Monday, March 19, 2012

Announcing your pregnancy

Who knows that you are pregnant?  Before you should decide to tell anyone that you are pregnant, there are a few things for you to think about.  There are two main reasons why it is suggested to wait until your second trimester to announce your pregnancy to the public.

Testing for problems
If you choose to do any tests to check that the baby is healthy, you will need to think what you would do if the test results show potential issues.  Yes, all of these tests are optional even though many caregivers forget to tell their patients that.  Personally, I have not had any sort of blood test or the down syndrome ultrasound done on my pregnancies because I had already thought through that I would not terminate the pregnancy if there was an issue.  Other moms want the test results so they can prepare themselves if there is an issue.  This is something to really think about.  I know other moms who have waited until their test results came back okay before announcing the pregnancy.
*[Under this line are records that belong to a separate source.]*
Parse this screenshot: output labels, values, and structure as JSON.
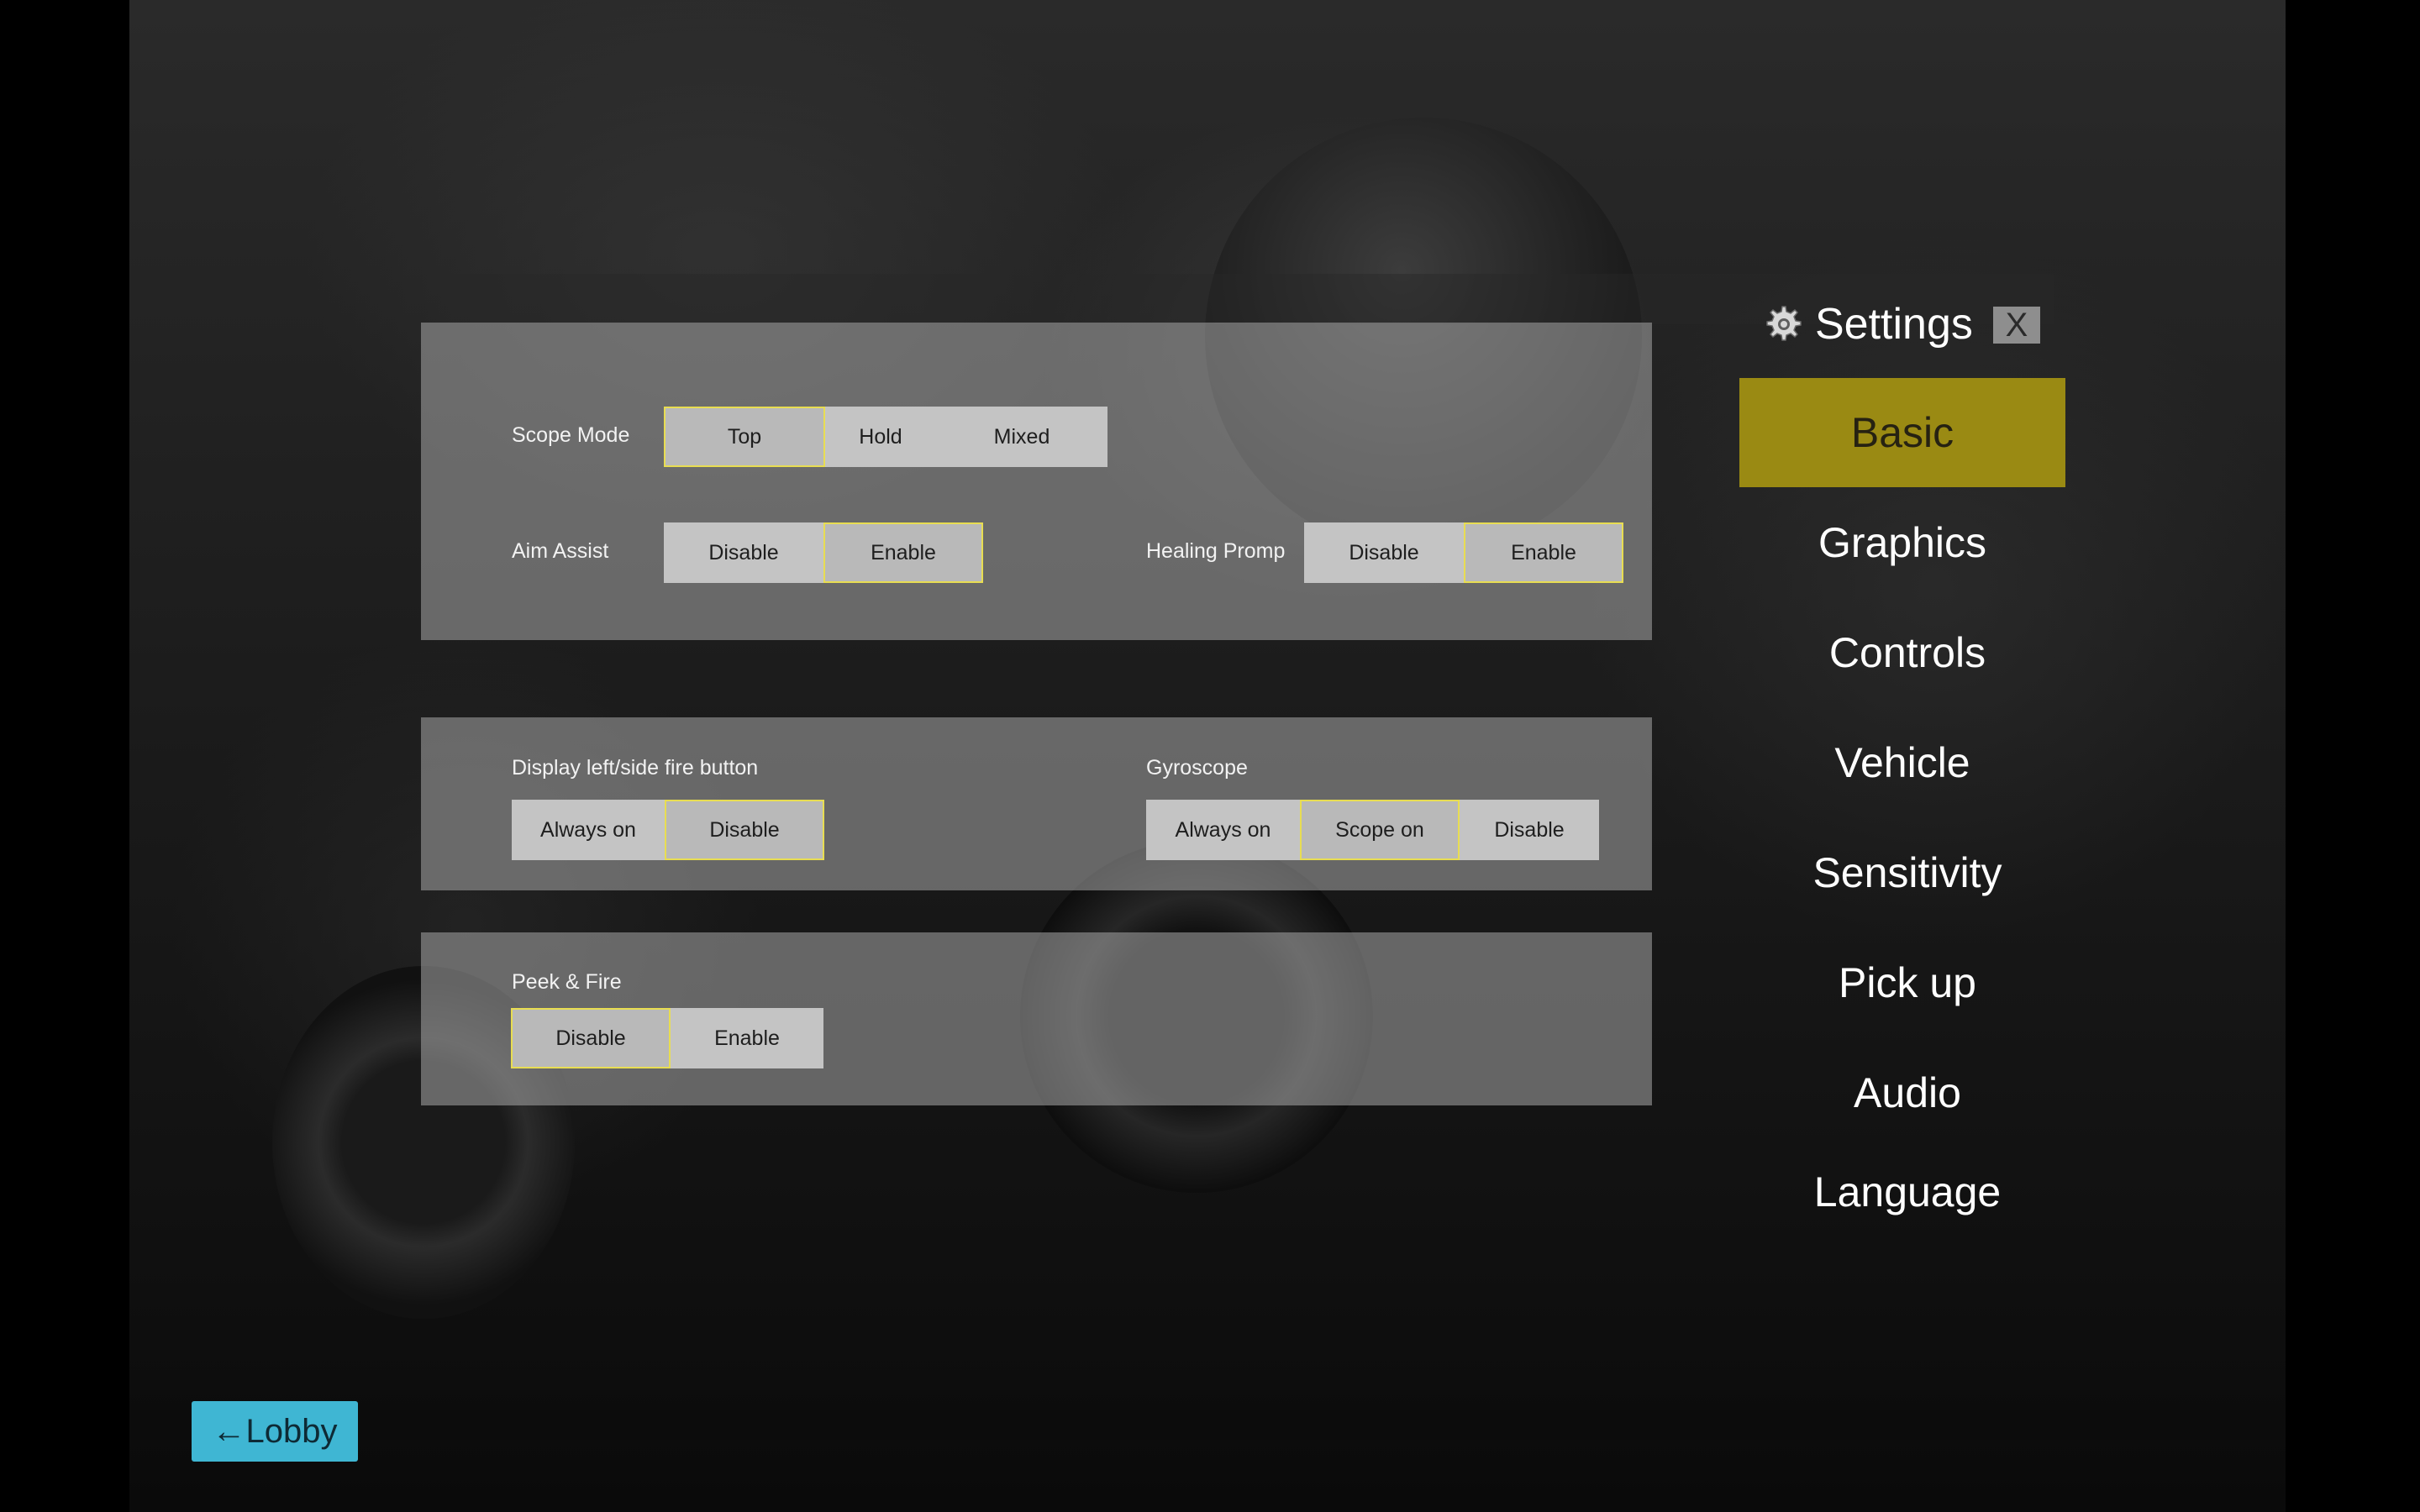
{
  "sidebar": {
    "title": "Settings",
    "close_label": "X",
    "gear_icon": "gear-icon",
    "items": [
      {
        "label": "Basic",
        "active": true
      },
      {
        "label": "Graphics"
      },
      {
        "label": "Controls"
      },
      {
        "label": "Vehicle"
      },
      {
        "label": "Sensitivity"
      },
      {
        "label": "Pick up"
      },
      {
        "label": "Audio"
      },
      {
        "label": "Language"
      }
    ]
  },
  "settings": {
    "scope_mode": {
      "label": "Scope Mode",
      "options": [
        "Top",
        "Hold",
        "Mixed"
      ],
      "selected": "Top"
    },
    "aim_assist": {
      "label": "Aim Assist",
      "options": [
        "Disable",
        "Enable"
      ],
      "selected": "Enable"
    },
    "healing_prompt": {
      "label": "Healing Promp",
      "options": [
        "Disable",
        "Enable"
      ],
      "selected": "Enable"
    },
    "fire_button": {
      "label": "Display left/side fire button",
      "options": [
        "Always on",
        "Disable"
      ],
      "selected": "Disable"
    },
    "gyroscope": {
      "label": "Gyroscope",
      "options": [
        "Always on",
        "Scope on",
        "Disable"
      ],
      "selected": "Scope on"
    },
    "peek_fire": {
      "label": "Peek & Fire",
      "options": [
        "Disable",
        "Enable"
      ],
      "selected": "Disable"
    }
  },
  "lobby_button": "←Lobby",
  "colors": {
    "accent_selected_border": "#e8dd52",
    "active_tab": "#9a8a13",
    "lobby_button": "#3fb6d3"
  }
}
Most women that I know never thought that a miscarriage would happen to them.  Well over half (perhaps 3/4) of my mom friends have miscarried at least one pregnancy.  This is a high number and I am not sure if there is something in the New York City water (well now the New Jersey water), all of the pollutants in our modern lives, or if it is that these women have chosen to have children at an older age than a generation ago.  The published percentages of pregnancies that end in miscarriage differ greatly since no one really knows how many early pregnancies there are.  Most caregivers do not see pregnant clients until they are 10 weeks.  My first pregnancy (meaning that my current pregnancy is really my 4th!) ended in an early miscarriage at 7 weeks.  I had known that I was pregnant for 3.5 weeks and I felt like screaming it to the world.  It felt like I had been pregnant forever and I was so excited.  Thankfully it was only my parents, brother and sister-in-law that knew.  When I miscarried I wanted to crawl into a hole of my grief.  Thankfully no one at work knew so I was able to go there and submerge myself in a lot of work and busyness.  Then I went home and cried... for months.  Even a year later, I would be overwhelmed with grief at the thought of my miscarriage.  And now with my (technically 4th) pregnancy, I did not get excited right away and I still did not want anyone except my parents and some close friends to know until I was 14 weeks and in the second trimester.  I wish you all luck and wish that no woman (or man) has to grieve a miscarriage or any baby loss.

1 comment:

  1. I am sharing an email story with permission that just came in my inbox:

    "I just wanted to say thank you for sharing about your miscarriage. I lost my first pregnancy, too, and didn't know enough to keep it secret before the second trimester. When I had the miscarriage, I then had to go and tell everyone what happened. I was really depressed and upset for a over a year - every time I saw a baby in the subway or bus, I'd break down and start crying. I really felt like I was losing it! And then, when I got pregnant again, I didn't tell anyone aside from close family until I was 20 weeks along and still didn't feel comfortable 'celebrating' my pregnancy until the baby actually arrived.

    I remember feeling so frustrated that there wasn't much information out there about miscarriages, yet when I had one, so many women came up to me and told me they had one as well. Why is having one such a 'secret'? Perhaps deep down, part of my pain was the feeling that I was somehow guilty for having a miscarriage, like I did something wrong to lose the baby. My doctor assured me that that wasn't the case - that it just happens and is normal - but still, the feeling of guilt ate away at me. And the fact that there's not much out there about miscarriages and the secrecy surrounding them somehow adds to the whole guilt - i.e. if I'm not guilty or at fault, why do I feel like I have to hide having one?"